The list of worthy and viable Best Director candidates who aren’t dudes would be a long one—I’d personally stump for Jennifer Kent, though movies as soul-crushingly brutal as The Nightingale don’t tend to go over so hot on Oscar night. The obvious oversight here is Greta Gerwig, whose Little Women (which did score a Best Picture nomination) is a critical and commercial smash, in no small part because of the nimble wonders she does with oft-adapted material. The Academy, reliably immune to shame even in the aftermath of #OscarsSoWhite, continued to exhibit a preference for only marginally diverse lineups on both sides of the camera. The acting nominations were only a hair less universally white than the ones offered by BAFTA. Two conspicuous absences: Jennifer Lopez, whose excellent turn as the queen bee of an exotic-dancer criminal operation in Hustlers was widely considered to be a lock for Best Supporting Actress; and Lupita Nyong’o, who couldn’t do what Daniel Kaluuya did two years ago and score a lead acting nomination in a Jordan Peele thriller, even though her dual Us performance is blatantly terrific.

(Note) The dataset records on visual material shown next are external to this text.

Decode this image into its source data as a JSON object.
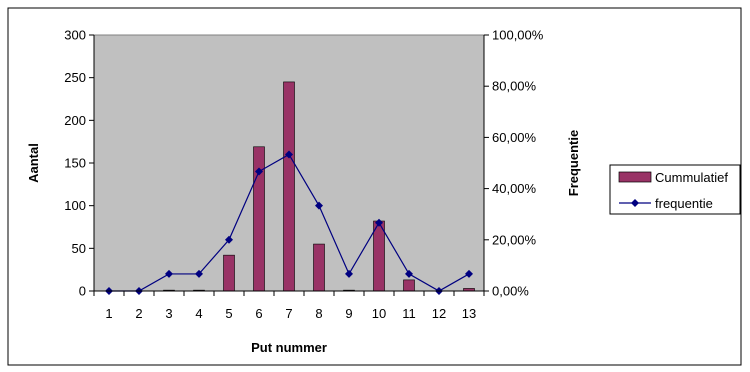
{
  "chart_data": {
    "type": "bar+line",
    "categories": [
      "1",
      "2",
      "3",
      "4",
      "5",
      "6",
      "7",
      "8",
      "9",
      "10",
      "11",
      "12",
      "13"
    ],
    "series": [
      {
        "name": "Cummulatief",
        "type": "bar",
        "axis": "left",
        "color": "#993366",
        "values": [
          0,
          0,
          1,
          1,
          42,
          169,
          245,
          55,
          1,
          82,
          13,
          0,
          3
        ]
      },
      {
        "name": "frequentie",
        "type": "line",
        "axis": "right",
        "color": "#000080",
        "values": [
          0.0,
          0.0,
          6.67,
          6.67,
          20.0,
          46.67,
          53.33,
          33.33,
          6.67,
          26.67,
          6.67,
          0.0,
          6.67
        ]
      }
    ],
    "xlabel": "Put nummer",
    "ylabel": "Aantal",
    "y2label": "Frequentie",
    "ylim": [
      0,
      300
    ],
    "y2lim": [
      0,
      100
    ],
    "yticks": [
      "0",
      "50",
      "100",
      "150",
      "200",
      "250",
      "300"
    ],
    "y2ticks": [
      "0,00%",
      "20,00%",
      "40,00%",
      "60,00%",
      "80,00%",
      "100,00%"
    ],
    "plot_background": "#c0c0c0",
    "grid": false,
    "legend": "right"
  }
}
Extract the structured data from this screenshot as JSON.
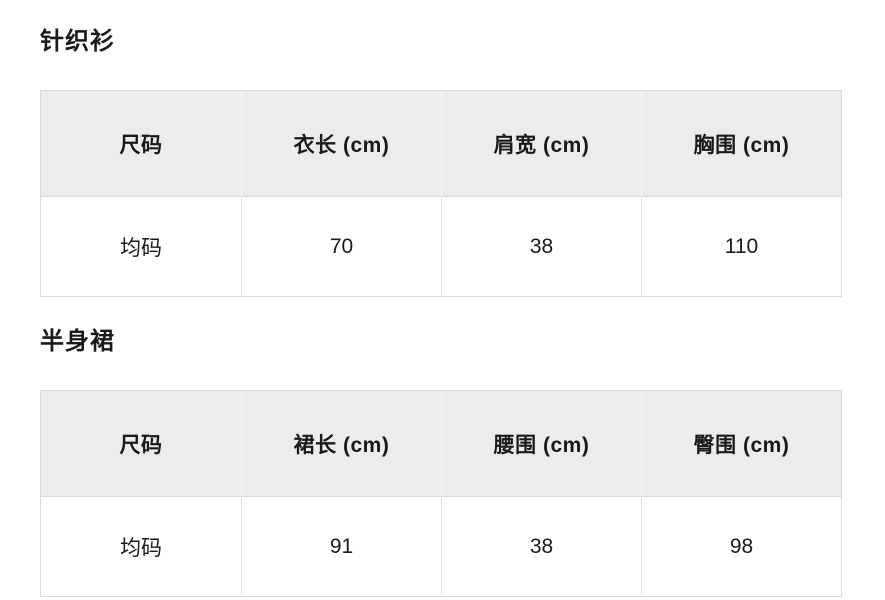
{
  "colors": {
    "header_bg": "#ececec",
    "border": "#d9d9d9",
    "text": "#1a1a1a"
  },
  "sections": [
    {
      "title": "针织衫",
      "table": {
        "headers": [
          "尺码",
          "衣长 (cm)",
          "肩宽 (cm)",
          "胸围 (cm)"
        ],
        "rows": [
          [
            "均码",
            "70",
            "38",
            "110"
          ]
        ]
      }
    },
    {
      "title": "半身裙",
      "table": {
        "headers": [
          "尺码",
          "裙长 (cm)",
          "腰围 (cm)",
          "臀围 (cm)"
        ],
        "rows": [
          [
            "均码",
            "91",
            "38",
            "98"
          ]
        ]
      }
    }
  ]
}
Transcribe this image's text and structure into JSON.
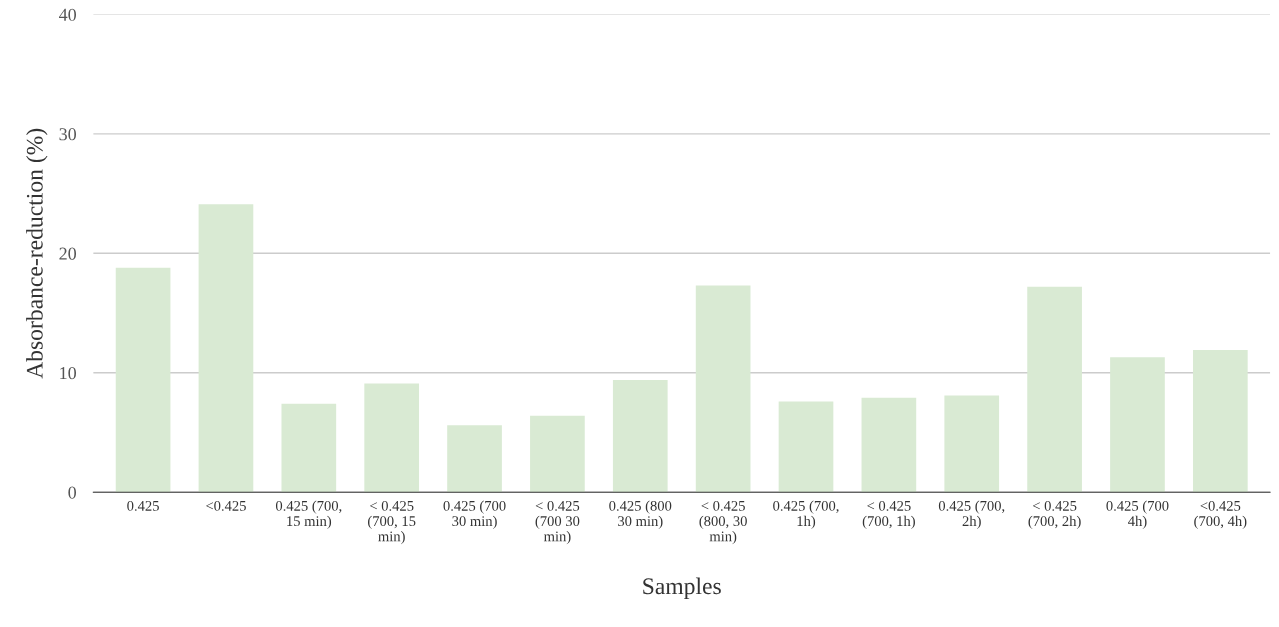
{
  "chart_data": {
    "type": "bar",
    "xlabel": "Samples",
    "ylabel": "Absorbance-reduction (%)",
    "categories": [
      "0.425",
      "<0.425",
      "0.425 (700, 15 min)",
      "< 0.425 (700, 15 min)",
      "0.425 (700 30 min)",
      "< 0.425 (700 30 min)",
      "0.425 (800 30 min)",
      "< 0.425 (800, 30 min)",
      "0.425 (700, 1h)",
      "< 0.425 (700, 1h)",
      "0.425 (700, 2h)",
      "< 0.425 (700, 2h)",
      "0.425 (700 4h)",
      "<0.425 (700, 4h)"
    ],
    "values": [
      18.8,
      24.1,
      7.4,
      9.1,
      5.6,
      6.4,
      9.4,
      17.3,
      7.6,
      7.9,
      8.1,
      17.2,
      11.3,
      11.9
    ],
    "color": "#d9ead3",
    "ylim": [
      0,
      40
    ],
    "yticks": [
      0,
      10,
      20,
      30,
      40
    ],
    "grid": "y",
    "legend": false
  }
}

There were a few other shocks. The Academy continued its occasional habit of overlooking nonfiction phenomena by declining to nominate the breathtaking Apollo 11, probably the year’s most widely acclaimed documentary. Frozen II didn’t make the cut for Animated Feature (though its one show-stopper, “Into The Unknown,” will compete for Best Original Song). And The Two Popes, a movie that looked kind of DOA this award season, scored nominations for Best Actor, Best Supporting Actor, and Best Adapted Screenplay.